Everyone loses under legal euthanasia and assisted suicide

We have nothing positive to gain by legalising euthanasia and assisted suicide, but we have so much to lose. 

That’s the message from John Watkins, former NSW deputy premier, and now chair of Little Company of Mary Health Care.

First, he notes the intentionally misleading jargon used by the pro-euthanasia lobby, words that hide the lurking dangers of legalising assisted suicide:

High-profile advocates for change have deemed it a campaign to achieve "dying with dignity". In politics everyone loves a catchy slogan and the advocates for change have got a beauty. How could anyone oppose dignity in death? Of course what we should be asking is what the slogan means and how will it be put into practice. Simplifying complex, multilayered and important matters to three-word slogans has not served us well in recent years.

In any case, you wonder at calls for dying with dignity when there are so many Australians who find living with dignity impossible.
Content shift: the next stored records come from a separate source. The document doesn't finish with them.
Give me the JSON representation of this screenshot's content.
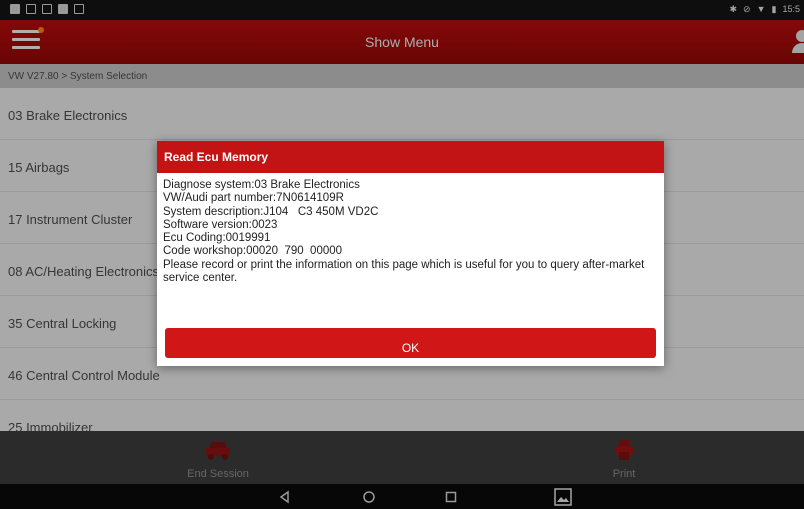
{
  "status_bar": {
    "left_icons": [
      "notification-icon",
      "notification-icon",
      "usb-icon",
      "notification-icon",
      "notification-icon"
    ],
    "right_icons": [
      "bluetooth-icon",
      "alarm-icon",
      "wifi-icon",
      "battery-icon"
    ],
    "time": "15:5"
  },
  "header": {
    "menu_icon": "hamburger-menu-icon",
    "title": "Show Menu",
    "user_icon": "user-icon"
  },
  "breadcrumb": "VW V27.80 > System Selection",
  "systems": [
    {
      "label": "03 Brake Electronics"
    },
    {
      "label": "15 Airbags"
    },
    {
      "label": "17 Instrument Cluster"
    },
    {
      "label": "08 AC/Heating Electronics"
    },
    {
      "label": "35 Central Locking"
    },
    {
      "label": "46 Central Control Module"
    },
    {
      "label": "25 Immobilizer"
    }
  ],
  "bottom_bar": {
    "end_session_label": "End Session",
    "print_label": "Print"
  },
  "dialog": {
    "title": "Read Ecu Memory",
    "lines": [
      "Diagnose system:03 Brake Electronics",
      "VW/Audi part number:7N0614109R",
      "System description:J104   C3 450M VD2C",
      "Software version:0023",
      "Ecu Coding:0019991",
      "Code workshop:00020  790  00000",
      "Please record or print the information on this page which is useful for you to query after-market service center."
    ],
    "ok_label": "OK"
  },
  "colors": {
    "header_red": "#a80a0a",
    "dialog_red": "#c21414",
    "button_red": "#d01616"
  }
}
Perhaps a greater challenge is to do more to help people live free from the anxiety, poverty and loneliness that characterises too many Australians as they age.

Watkins poses a crucial question: how can we tackle “dying with dignity” when our society can’t even provide “living with dignity” for all citizens?

Medical professionals, the aging, health care professionals, and those with disabilities are but a few of the groups immediately impacted by the very suggestion of legalising euthanasia and assisted suicide:

Until now a medical practitioner's essential duty has been to protect life and do no harm. That will change if the law is reformed. The concerns voiced by doctors' groups representing those who will be called upon to administer the regime are legitimate. It would inevitably drive divisions in the profession. It also raises the practical question of where the act of assisted suicide would happen? If in public hospitals or nursing homes it is valid to ask what impact it will have on the culture of care and respect that we have always demanded should characterise these places.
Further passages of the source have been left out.